Markus Winand's Blog

About Software Quality

In Maintainability, Performance, Reliability, Scalability on 2010-06-12 at 13:00

You might have noticed that this blog never had a kickoff post that explains what this blog is about. Time has come to spend some words on the topic of software quality—as I see it—and how this blog covers some aspects of software quality.

First of all, I’d like to introduce the two most frequently considered software quality aspects:

Correctness

The software must produce correct results. There is no point in using software, which produces results that you need to verify before you can trust them.

Usability

If you know the task you want to perform, the software should make it easy to do so. Frequently used functions must be easily accessible and allow to complete the task in an efficient manner.

These two aspects belong to the functional cluster of software quality. Today’s software industry has a rather high awareness for these issues—I guess because users complain immediately otherwise.

The industrialization of those aspects becomes evident when looking at the supporting industries. As of writing, Google shows 8 sponsored links for “requirements engineering tools” and countless software testing tools. There are even education programs to certify software testers.
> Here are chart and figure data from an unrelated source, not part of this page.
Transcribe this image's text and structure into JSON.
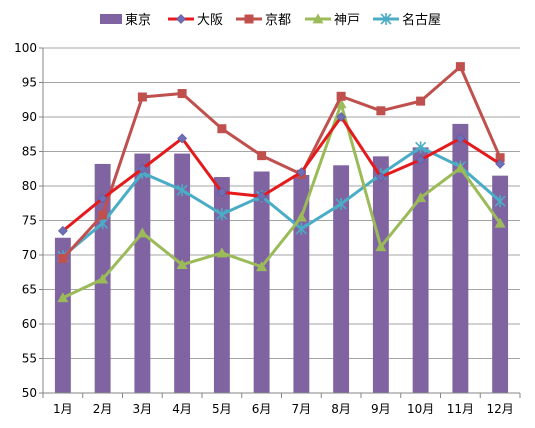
{
  "chart_data": {
    "type": "bar",
    "categories": [
      "1月",
      "2月",
      "3月",
      "4月",
      "5月",
      "6月",
      "7月",
      "8月",
      "9月",
      "10月",
      "11月",
      "12月"
    ],
    "ylim": [
      50,
      100
    ],
    "yticks": [
      50,
      55,
      60,
      65,
      70,
      75,
      80,
      85,
      90,
      95,
      100
    ],
    "grid": true,
    "legend_position": "top",
    "series": [
      {
        "name": "東京",
        "type": "bar",
        "color": "#8064a2",
        "marker": "bar",
        "values": [
          72.5,
          83.2,
          84.7,
          84.7,
          81.3,
          82.1,
          81.6,
          83.0,
          84.3,
          85.6,
          89.0,
          81.5
        ]
      },
      {
        "name": "大阪",
        "type": "line",
        "color": "#e41a1c",
        "marker": "diamond",
        "values": [
          73.5,
          78.2,
          82.5,
          86.9,
          79.1,
          78.5,
          82.0,
          90.0,
          81.3,
          83.8,
          86.9,
          83.2
        ]
      },
      {
        "name": "京都",
        "type": "line",
        "color": "#c0504d",
        "marker": "square",
        "values": [
          69.5,
          75.8,
          92.9,
          93.4,
          88.3,
          84.4,
          81.7,
          93.0,
          90.9,
          92.3,
          97.3,
          84.1
        ]
      },
      {
        "name": "神戸",
        "type": "line",
        "color": "#9bbb59",
        "marker": "triangle",
        "values": [
          63.8,
          66.5,
          73.2,
          68.6,
          70.3,
          68.3,
          75.5,
          91.9,
          71.2,
          78.3,
          82.6,
          74.6
        ]
      },
      {
        "name": "名古屋",
        "type": "line",
        "color": "#4bacc6",
        "marker": "asterisk",
        "values": [
          69.8,
          74.6,
          81.9,
          79.4,
          75.9,
          78.5,
          73.8,
          77.4,
          81.7,
          85.6,
          82.8,
          77.8
        ]
      }
    ]
  }
}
On the other hand there are also aspects that belong to the technical cluster of software quality.

Performance

On my business card, I use the following definitions:

Short response time for a given piece of work.

Low utilization of computing resources.

Please note that testers can observe the effects of the first definition. Sometime performance issues become that bad that they become a usability issue. There is a certain amount of industrial support for performance available.

Reliability

On my business card, I use the following definition:

The probability of failure free operation of a computer program in a specified environment for a specified time.

The majority of reliability issues are system crashes and system hangs. They are typically caused by memory leaks, deadlocks and race conditions.

At this point, industrial support becomes sparse. Reliability issues are usually very hard to reproduce and they often remain unsolved for a long time. The first signs are often regarded as one-time events that are not taken seriously. However, these are the opportunities to handle the problem before it becomes unmanageable. Unfortunately reliability issues are easier to debug once they occur more often.

Maintainability

On my business card, I use the following definition:

The ease with which a software product can be modified in order to correct defects and meet new requirements.

The users of a software product can not directly observe maintainability issues. There is, however, one sign that can be observed from the outside and might indicate maintainability issues: the time to market. If a software vendor can quickly adopt the product for new requirements, it is usually a good sign. The opposite conclusion doesn’t hold true because the vendor’s priorities might favor other issues at that time.

Although there are tools to automatically calculate maintainability metrics, I believe the most efficient way to improve maintainability is a review by knowing eyes.

Scalability

On my business card, I use the following definition:

The property of a system which indicates its ability to handle growing amounts of work in a graceful manner.

Scalability is related to performance. Many performance testing tools can be used to analyze the application’s scalability. The key difference—from my perspective—is that performance questions tend to focus on current load scenarios while scalability questions focus on future business development.

There are some more software quality topics. You probably noticed that there was not a single word about security. The reason I didn’t list security is that this area is way to wide to be properly covered by a one-man business like mine.

So, the four technical software quality aspects performance, reliability, maintainability and scalability are my primary area of interest and work—and therefore also the topic of this blog.